If there are any errors, they should be reported in the status panel beneath the file listing panel.

Upload files with deriva-upload-cli

If you installed the DERIVA Clients you will find an application called “DERIVA Command Line Applications”. Running this application will open a terminal window with all DERIVA prerequisites and clients installed and ready to use.
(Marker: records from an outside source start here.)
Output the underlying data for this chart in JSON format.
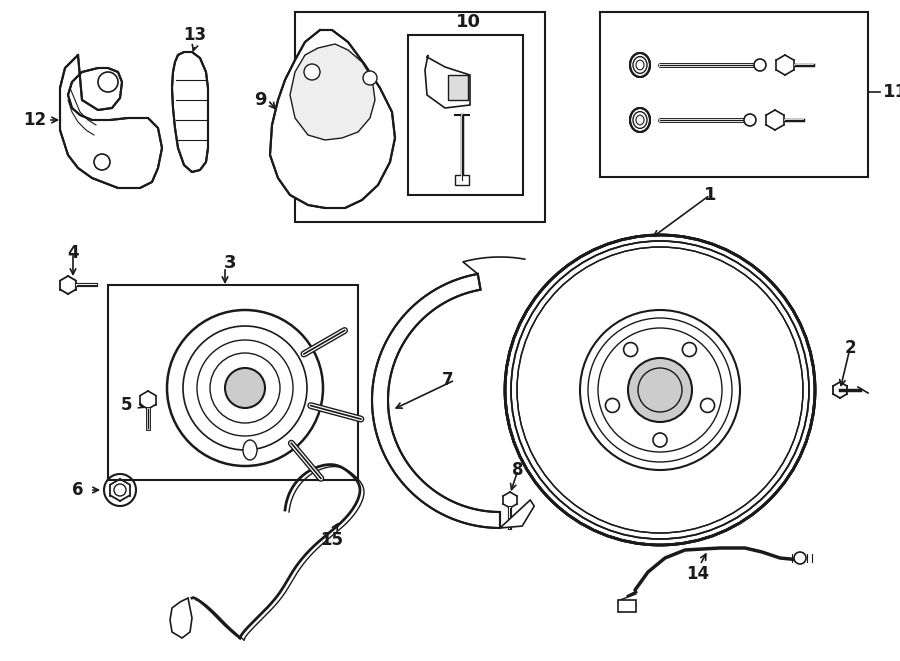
{
  "background_color": "#ffffff",
  "line_color": "#1a1a1a",
  "fig_width": 9.0,
  "fig_height": 6.61,
  "dpi": 100
}
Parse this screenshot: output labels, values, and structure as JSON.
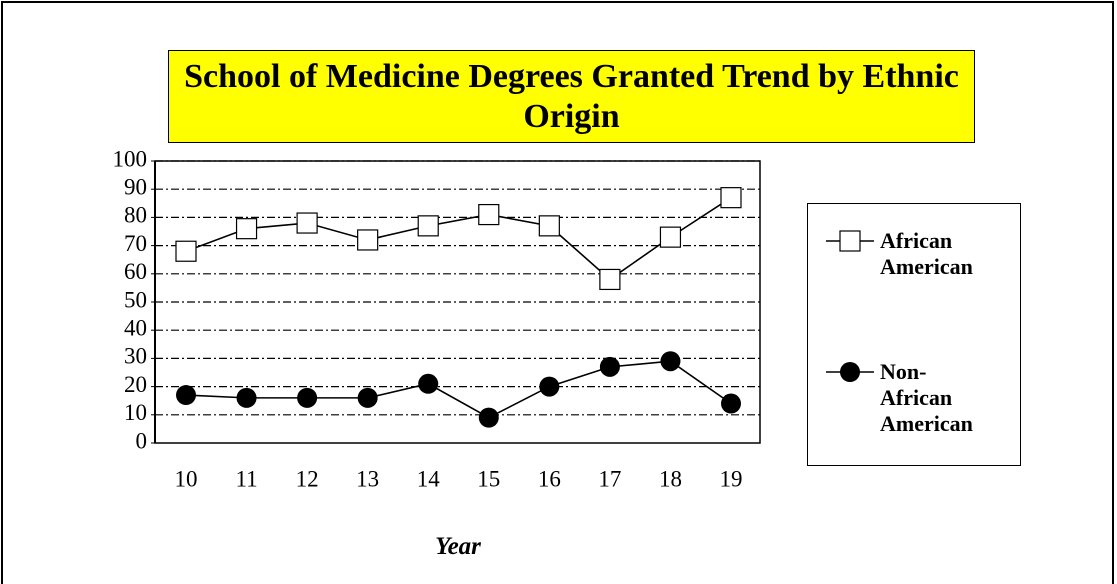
{
  "chart_data": {
    "type": "line",
    "title": "School of Medicine Degrees Granted Trend by Ethnic Origin",
    "x_label": "Year",
    "categories": [
      "10",
      "11",
      "12",
      "13",
      "14",
      "15",
      "16",
      "17",
      "18",
      "19"
    ],
    "series": [
      {
        "name": "African American",
        "color": "#000000",
        "marker": "square",
        "values": [
          68,
          76,
          78,
          72,
          77,
          81,
          77,
          58,
          73,
          87
        ]
      },
      {
        "name": "Non-African American",
        "color": "#000000",
        "marker": "circle",
        "values": [
          17,
          16,
          16,
          16,
          21,
          9,
          20,
          27,
          29,
          14
        ]
      }
    ],
    "ylim": [
      0,
      100
    ],
    "yticks": [
      0,
      10,
      20,
      30,
      40,
      50,
      60,
      70,
      80,
      90,
      100
    ],
    "grid": true,
    "legend": "right"
  }
}
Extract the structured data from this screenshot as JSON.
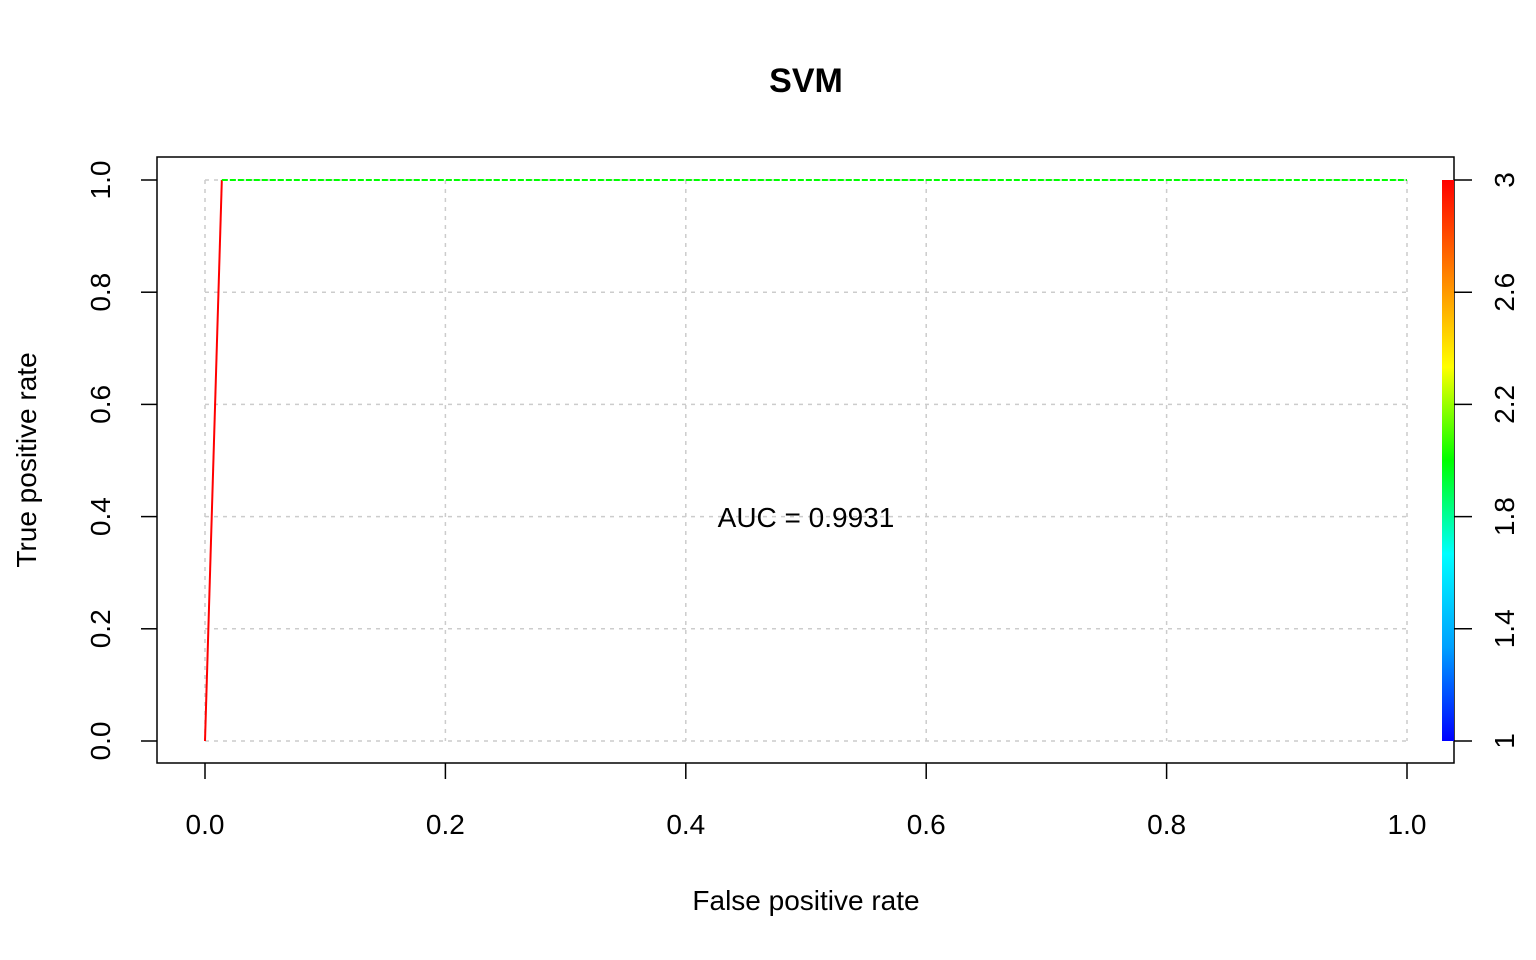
{
  "chart_data": {
    "type": "line",
    "title": "SVM",
    "xlabel": "False positive rate",
    "ylabel": "True positive rate",
    "xlim": [
      0,
      1
    ],
    "ylim": [
      0,
      1
    ],
    "x_ticks": [
      "0.0",
      "0.2",
      "0.4",
      "0.6",
      "0.8",
      "1.0"
    ],
    "y_ticks": [
      "0.0",
      "0.2",
      "0.4",
      "0.6",
      "0.8",
      "1.0"
    ],
    "grid": true,
    "series": [
      {
        "x": [
          0.0,
          0.014,
          1.0
        ],
        "y": [
          0.0,
          1.0,
          1.0
        ],
        "cutoffs": [
          3,
          3,
          2
        ]
      }
    ],
    "colorbar": {
      "range": [
        1,
        3
      ],
      "ticks": [
        "1",
        "1.4",
        "1.8",
        "2.2",
        "2.6",
        "3"
      ],
      "colors": [
        "#0000ff",
        "#00a0ff",
        "#00ffff",
        "#00ff00",
        "#ffff00",
        "#ff8000",
        "#ff0000"
      ]
    },
    "annotation": "AUC =  0.9931",
    "grid_color": "#cccccc"
  }
}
  1. Establish an authentication token.
    $ deriva-globus-auth-utils login --refresh --host www.facebase.org
    
  2. Upload files for a dataset.
     $ deriva-upload-cli www.facebase.org path/to/<dataset-RID>
    

Errors will be reported to the standard output or error. Please send email to help@facebase.org and include any listed errors. Run the command with the --debug option to provide additional details. Use the --help option for more information on command-line options.

Review the uploaded files

Return to the FaceBase site to your Dataset record. Scroll down to the File section. For each file, click the ‘edit’ icon (pencil), go to the Biosample field, click the drop down, find the Biosample associated with the file (e.g., the file is an image of a specific biological sample), select the Biosample, update or confirm the rest of the File attributes, and click Save.

Display of thumbnails

If you uploaded thumbnails, and you want those thumbnails to appear on the main page of your dataset, find the thumbnail record, edit it, and set the Show In Dataset attribute to “True”.

Display of surface models

If you uploaded 3D model mesh objects (.obj.gz) and you want to display a 3D model on the dataset page, follow the instructions for defining surface models.

Display of Genome Browser tracks

If you uploaded genome browser track data and you want to display your tracks on the dataset page:

  1. Go to your dataset.
  2. Find the Genome Browser subsection and click Add record.
  3. In the form, select the Mapping Assembly (required).

We highly recommend entering a chromosome name (chr1, etc.) and a start and end position. The browser will then display by default at that loci. The user will be able to change the browser position from the default position as they desire.